I’m sitting in the Giardino degli
Aranci – a very appropriate name as the garden is full of orange trees – on the
Aventine hill next to Santa Sabina church. Timothy Radcliffe, the Dominican,
mentions Santa Sabina, in his recent book, Why go to Church? as his favourite church. He writes, ‘It was being
built when St Augustine died, after the sack of Rome by the Vandals, and was
finished in 432.’
Oranges like gleaming jewels
amongst the dark foliage, oranges lying in the grass and beneath the trees
there’s a group of eight or ten senior citizens from the US of A about to
depart the garden on their (What are they called? They must have a name?)
battery-driven modes of transport with two parallel wheels and a platform
between the wheels on which the passenger/driver stands. There’s a vertical
“broomstick” topped with a handlebar by which they steer, stop and start. The
seniors all have identical blue crash helmets and are led by two young and
rather glamorous Italians who walk fast to keep up with their speeding-off
charges.
Looking out over the city I
notice that I can almost take in (without moving head or eyes) the distance
from the dome of St Peter’s to Il Vittoriano, the massive slab of white marble,
topped with chariots and galloping horses. According to the Lonely Planet
guide, it’s known locally as ‘the typewriter’ and if you picture one of those
massive typewriters from the first half of the twentieth century then it’s a
very accurate image. They are two massive edifices representing two sorts of
power; the secular power of the new Italian nation facing the ancient holy
power of the Vatican. It was to be sixty years of facing each other before an
understanding was thrashed out between the Vatican and the fascist government.

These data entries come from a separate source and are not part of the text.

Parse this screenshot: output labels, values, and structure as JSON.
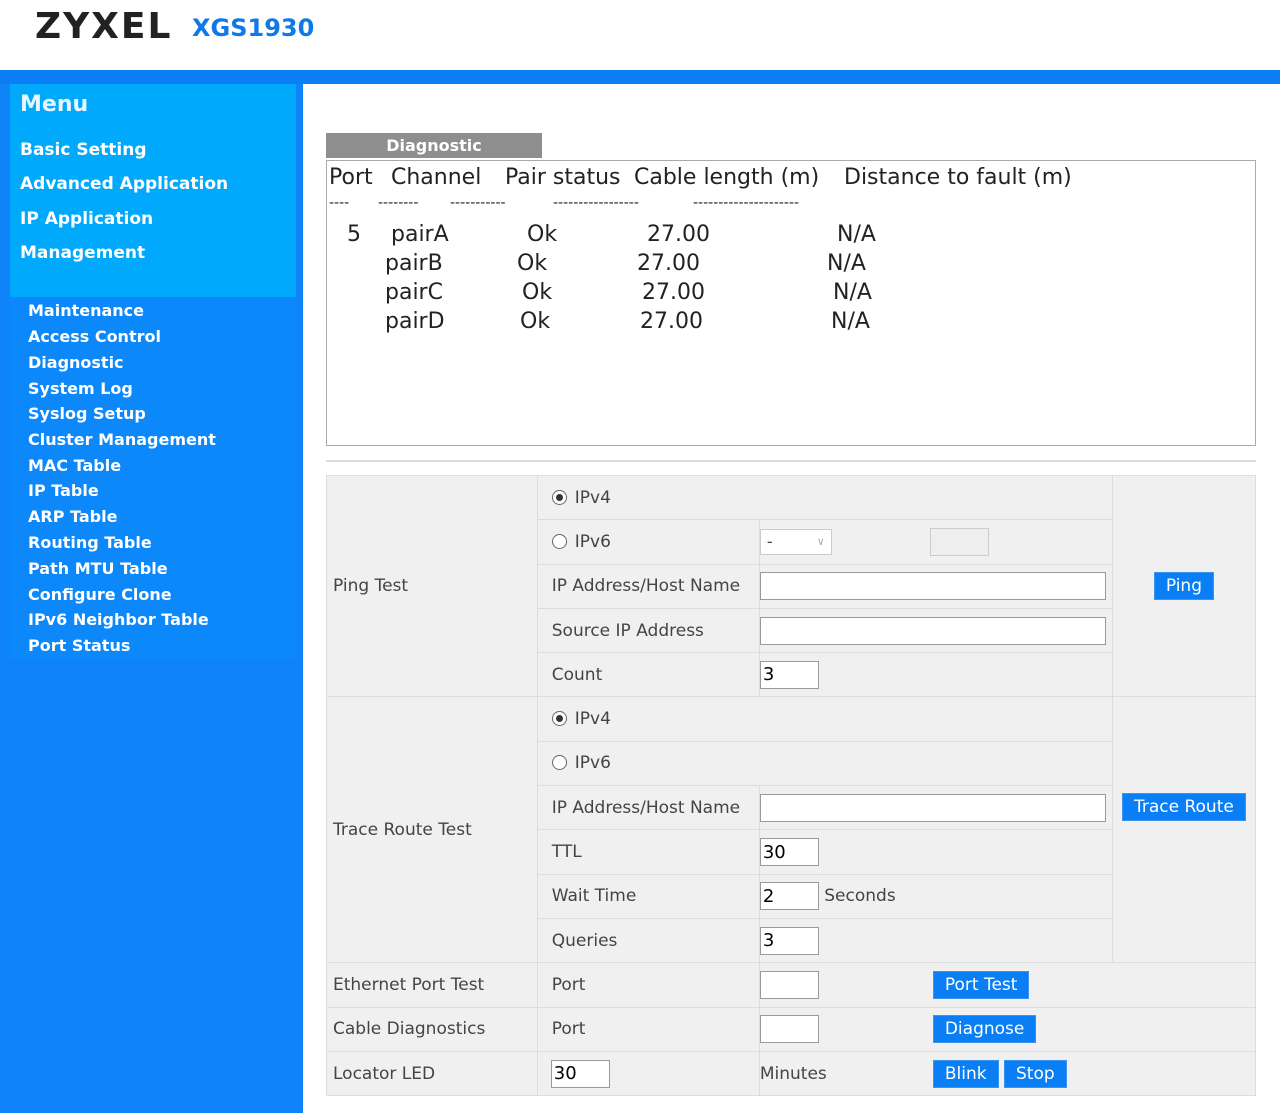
{
  "header": {
    "logo": "ZYXEL",
    "model": "XGS1930"
  },
  "menu": {
    "title": "Menu",
    "items": [
      "Basic Setting",
      "Advanced Application",
      "IP Application",
      "Management"
    ],
    "sub_items": [
      "Maintenance",
      "Access Control",
      "Diagnostic",
      "System Log",
      "Syslog Setup",
      "Cluster Management",
      "MAC Table",
      "IP Table",
      "ARP Table",
      "Routing Table",
      "Path MTU Table",
      "Configure Clone",
      "IPv6 Neighbor Table",
      "Port Status"
    ]
  },
  "diagnostic": {
    "tab": "Diagnostic",
    "headers": [
      "Port",
      "Channel",
      "Pair status",
      "Cable length (m)",
      "Distance to fault (m)"
    ],
    "dashes": [
      "----",
      "--------",
      "-----------",
      "-----------------",
      "---------------------"
    ],
    "rows": [
      [
        "5",
        "pairA",
        "Ok",
        "27.00",
        "N/A"
      ],
      [
        "",
        "pairB",
        "Ok",
        "27.00",
        "N/A"
      ],
      [
        "",
        "pairC",
        "Ok",
        "27.00",
        "N/A"
      ],
      [
        "",
        "pairD",
        "Ok",
        "27.00",
        "N/A"
      ]
    ]
  },
  "ping": {
    "label": "Ping Test",
    "ipv4": "IPv4",
    "ipv6": "IPv6",
    "ipv6_select": "-",
    "host_label": "IP Address/Host Name",
    "host_value": "",
    "source_label": "Source IP Address",
    "source_value": "",
    "count_label": "Count",
    "count_value": "3",
    "button": "Ping"
  },
  "trace": {
    "label": "Trace Route Test",
    "ipv4": "IPv4",
    "ipv6": "IPv6",
    "host_label": "IP Address/Host Name",
    "host_value": "",
    "ttl_label": "TTL",
    "ttl_value": "30",
    "wait_label": "Wait Time",
    "wait_value": "2",
    "wait_unit": "Seconds",
    "queries_label": "Queries",
    "queries_value": "3",
    "button": "Trace Route"
  },
  "ethernet": {
    "label": "Ethernet Port Test",
    "port_label": "Port",
    "port_value": "",
    "button": "Port Test"
  },
  "cable": {
    "label": "Cable Diagnostics",
    "port_label": "Port",
    "port_value": "",
    "button": "Diagnose"
  },
  "locator": {
    "label": "Locator LED",
    "value": "30",
    "unit": "Minutes",
    "blink": "Blink",
    "stop": "Stop"
  }
}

I’m also watching the clouds
building up and wondering when and how heavy the rain will be, and the answer
turns out to be half an hour by which time I’ve walked on and into the maze of
Trastevere where I duck into the Almost Corner Bookshop. It’s a tiny, old-fashioned sort of
bookshop from before the time of Waterstones; an English bookshop that’s been
serving the needs of the English-reading population of Rome for the last
seventeen years.
This letter started on Sunday and
finished on Thursday! Now we have a break from classes; a week of retreat and
then into Easter; one of those shifts in the heavens. There’s a Happy Easter to
say, though it doesn’t quite get to the power of the event; the lightness in
the phrase that rather suggests mixing up Easter bunnies and the Passion.